Oturanlar: İsmail Altınok ağabeyimizin eşi. Biri doktor, diğeri hariciyeci iki evlat sahibi ana. İsmail Beyden kısa bir süre sonra o da terki diyar edenlerden.
Münip Özben (1932-2005) ağabeyimiz. Erken kaybettiği eşine düşkünlüğü ile bilinenlerden. Münip Bey her zaman, her yerde, herkese karşı saygılı tipik bir İstanbul efendisi olarak sevgi ve saygı gördü. Son yıllarda çok zorlu sağlık sorunları içindeydi.
Suna Abaç: Abaç'ın her şeyi. Suna ablamızın bir geleneği vardı; bizim açtığımız her sergiye mutlaka çok beğenilen kekler yapar getirirdi. Bizleri ''evlatlar'' diye onurlandırırdı. Nuri Beyin kaybından çok etkilenen, kolu kanadı kırılanlardandı. Ondan sonra perişanları yaşadı. Şimdi hiçbirşeyden habersiz, kimseyi tanımadan Ümitköy'de bir bakım evinde.
Hamiye Çolakoğlu, (1933-2014) İnsan sevgisi, öğrencillerine tutkulu, Yurt ve Atatürk sevgisi aklıma gelir, her zaman Hamiye Hanımı anınca. Yıllarca Hacettepe Güzel Sanatlar'da birlikte çalıştık. Her toplantıda kendine özgü çocuksu coşkusu ve tavrı ile mutlaka bir şiir okumadan duramazdı. Pozitif insan örneğiydi. O da alzaimer belası ile zorluklar içinde bir kış günü bilinmezlere uğurlandı.

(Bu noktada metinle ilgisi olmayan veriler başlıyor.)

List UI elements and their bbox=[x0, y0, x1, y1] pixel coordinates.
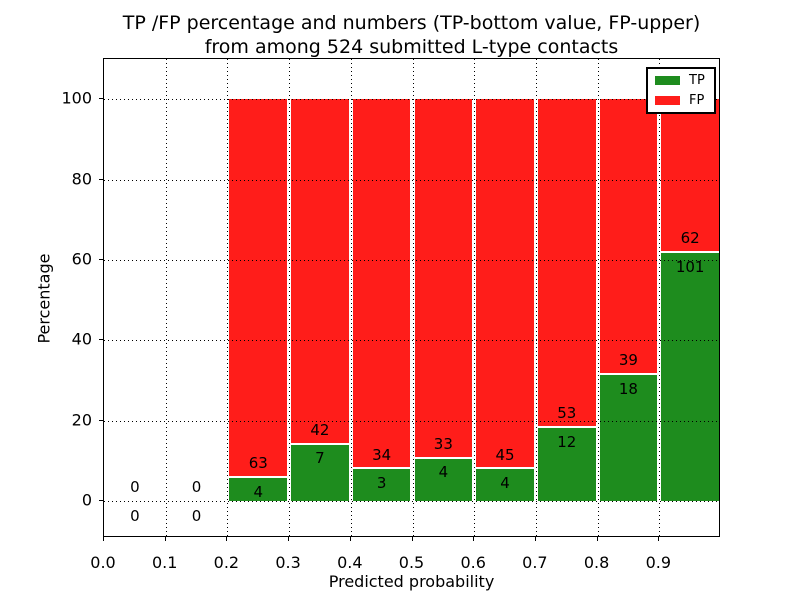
fp-count-label: 45 bbox=[495, 445, 515, 464]
bar-segment-tp bbox=[599, 374, 658, 502]
tp-count-label: 0 bbox=[130, 506, 140, 525]
x-tick-mark bbox=[226, 537, 228, 541]
chart-title-line2: from among 524 submitted L-type contacts bbox=[204, 36, 619, 59]
x-tick-label: 0.3 bbox=[275, 553, 301, 572]
bar-segment-tp bbox=[352, 468, 411, 502]
x-tick-mark bbox=[349, 537, 351, 541]
plot-area: 0 0 0 0 63 4 42 7 34 3 33 4 45 4 53 12 39 18 62 101 bbox=[103, 58, 720, 537]
x-tick-mark bbox=[103, 537, 104, 541]
fp-count-label: 0 bbox=[130, 478, 140, 497]
tp-count-label: 101 bbox=[675, 257, 705, 276]
x-tick-label: 0.2 bbox=[213, 553, 240, 572]
fp-legend-swatch bbox=[655, 96, 680, 105]
y-tick-label: 0 bbox=[81, 490, 92, 510]
x-tick-mark bbox=[658, 537, 660, 541]
bar-segment-tp bbox=[229, 477, 288, 502]
bar-segment-tp bbox=[661, 252, 719, 502]
x-tick-label: 0.9 bbox=[645, 553, 672, 572]
tp-count-label: 3 bbox=[376, 474, 387, 493]
bar-segment-tp bbox=[476, 468, 534, 502]
bar-boundary-line bbox=[414, 456, 473, 459]
bar-segment-tp bbox=[537, 426, 596, 501]
fp-count-label: 0 bbox=[191, 478, 202, 497]
y-tick-label: 100 bbox=[61, 88, 92, 108]
x-tick-label: 0.7 bbox=[522, 553, 548, 572]
tp-count-label: 7 bbox=[315, 449, 325, 468]
tp-count-label: 4 bbox=[253, 482, 264, 501]
legend-row-fp: FP bbox=[655, 94, 705, 107]
x-tick-mark bbox=[596, 537, 598, 541]
bar-boundary-line bbox=[476, 467, 534, 470]
fp-count-label: 33 bbox=[433, 434, 453, 453]
x-tick-label: 0.0 bbox=[90, 553, 116, 572]
tp-count-label: 4 bbox=[500, 474, 510, 493]
bar-segment-fp bbox=[291, 99, 349, 444]
bar-boundary-line bbox=[599, 373, 658, 376]
y-tick-mark bbox=[99, 258, 103, 260]
x-tick-mark bbox=[473, 537, 475, 541]
y-tick-label: 40 bbox=[71, 329, 92, 349]
fp-legend-label: FP bbox=[689, 93, 705, 108]
legend: TP FP bbox=[646, 67, 716, 114]
x-tick-label: 0.1 bbox=[151, 553, 178, 572]
x-axis-label: Predicted probability bbox=[328, 572, 495, 591]
y-tick-mark bbox=[99, 98, 103, 100]
tp-count-label: 4 bbox=[438, 463, 449, 482]
tp-legend-label: TP bbox=[689, 73, 705, 88]
bar-segment-fp bbox=[537, 99, 596, 427]
bar-segment-tp bbox=[414, 457, 473, 502]
bar-segment-fp bbox=[476, 99, 534, 469]
tp-count-label: 0 bbox=[191, 506, 202, 525]
y-axis-label: Percentage bbox=[34, 253, 54, 344]
x-tick-mark bbox=[288, 537, 290, 541]
fp-count-label: 53 bbox=[557, 404, 577, 423]
x-tick-label: 0.8 bbox=[583, 553, 610, 572]
bar-segment-fp bbox=[229, 99, 288, 478]
y-tick-mark bbox=[99, 500, 103, 502]
bars-layer bbox=[104, 59, 719, 536]
chart-title-line1: TP /FP percentage and numbers (TP-bottom… bbox=[122, 12, 701, 34]
bar-segment-fp bbox=[599, 99, 658, 375]
bar-boundary-line bbox=[537, 425, 596, 428]
bar-boundary-line bbox=[291, 442, 349, 445]
x-tick-label: 0.4 bbox=[337, 553, 363, 572]
tp-count-label: 18 bbox=[618, 379, 638, 398]
x-tick-mark bbox=[411, 537, 413, 541]
bar-segment-fp bbox=[661, 99, 719, 253]
bar-segment-fp bbox=[352, 99, 411, 469]
y-tick-label: 80 bbox=[71, 169, 92, 189]
y-tick-mark bbox=[99, 419, 103, 421]
tp-count-label: 12 bbox=[557, 432, 577, 451]
bar-boundary-line bbox=[352, 467, 411, 470]
y-tick-label: 20 bbox=[71, 410, 92, 430]
x-tick-mark bbox=[164, 537, 166, 541]
legend-row-tp: TP bbox=[655, 74, 705, 87]
bar-boundary-line bbox=[661, 251, 719, 254]
bar-label-layer: 0 0 0 0 63 4 42 7 34 3 33 4 45 4 53 12 39 18 62 101 bbox=[104, 59, 719, 536]
fp-count-label: 42 bbox=[310, 420, 330, 439]
fp-count-label: 62 bbox=[680, 229, 700, 248]
bar-boundary-line bbox=[229, 476, 288, 479]
fp-count-label: 63 bbox=[248, 454, 268, 473]
fp-count-label: 34 bbox=[372, 445, 392, 464]
y-tick-label: 60 bbox=[71, 249, 92, 269]
y-tick-mark bbox=[99, 339, 103, 341]
y-tick-mark bbox=[99, 178, 103, 180]
bar-segment-tp bbox=[291, 443, 349, 502]
x-tick-label: 0.6 bbox=[460, 553, 486, 572]
tp-legend-swatch bbox=[655, 76, 680, 85]
fp-count-label: 39 bbox=[618, 351, 638, 370]
x-tick-label: 0.5 bbox=[398, 553, 425, 572]
x-tick-mark bbox=[534, 537, 536, 541]
bar-segment-fp bbox=[414, 99, 473, 458]
chart-title: TP /FP percentage and numbers (TP-bottom… bbox=[103, 11, 720, 60]
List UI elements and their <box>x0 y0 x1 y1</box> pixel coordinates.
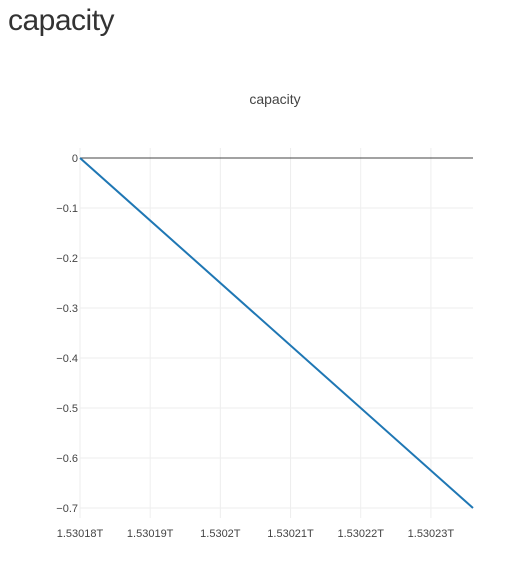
x-tick-label: 1.53019T <box>127 528 174 540</box>
y-tick-label: −0.2 <box>56 253 78 265</box>
x-tick-label: 1.53022T <box>337 528 384 540</box>
page-heading: capacity <box>8 4 115 37</box>
x-tick-label: 1.53018T <box>57 528 104 540</box>
series-layer <box>79 157 474 509</box>
x-tick-label: 1.53021T <box>267 528 314 540</box>
chart-title: capacity <box>249 91 300 107</box>
x-axis-ticks: 1.53018T 1.53019T 1.5302T 1.53021T 1.53022T 1… <box>57 528 455 540</box>
y-tick-label: −0.7 <box>56 503 78 515</box>
y-tick-label: −0.6 <box>56 453 78 465</box>
grid-layer <box>79 148 473 518</box>
y-tick-label: −0.4 <box>56 353 78 365</box>
y-tick-label: −0.3 <box>56 303 78 315</box>
y-tick-label: −0.5 <box>56 403 78 415</box>
y-axis-ticks: 0 −0.1 −0.2 −0.3 −0.4 −0.5 −0.6 −0.7 <box>56 153 78 515</box>
series-line <box>79 157 474 509</box>
x-tick-label: 1.5302T <box>200 528 241 540</box>
x-tick-label: 1.53023T <box>408 528 455 540</box>
y-tick-label: 0 <box>72 153 78 165</box>
y-tick-label: −0.1 <box>56 203 78 215</box>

Sühendan ablamız. (1929-2000), Her zaman ablamız olarak andığımız. Ender insan tiplerinden. Çok özel alışkanlıkları, huyları, tavırları, zevkleri vardı. Seçici, tavır koyucu yanı nedeniyle çok fazla arkadaş çevresi yoktu ama sevdiklerini de tam severdi. İlki Atatürk olmak üzere sanat konusunda kendine özgü felsefeye sahip nadir insanlardandı ve taviz vermeyeceği ikinci konuydu sanat onun için.. 1960'larda resim alanında eklektik malzemeleri, çarkları, bebekleri, metal, cam parçalarını cesaretle kullanabilen, üçüncü boyutu zorlayan, zaman zaman metafizik duygu ve düşüncelerini betimleme çabasını özgürce uygulayabilen bir ressamdı. Sağlık sorunlarına rağmen yurt dışı müze ve sanat merkezlerini gezerek, gidemediği zamanlarda da evinde sanat kitaplarını dikkatle inceleyerek çağdaş sanatı izleme çabasını yakından bilenlerdeniz. Onun yaşadığı zaman içinde yeterince anlaşılamadığını ya da sanat kuramcıları ve sanat etkinliği tasarlayıcılarınca yeterince ilgilenilmediğini düşünenlerdenim. Bütün resimlerini Hacettepe Üniversitesi Onkoloji Enstitüsü'ne bağışladı.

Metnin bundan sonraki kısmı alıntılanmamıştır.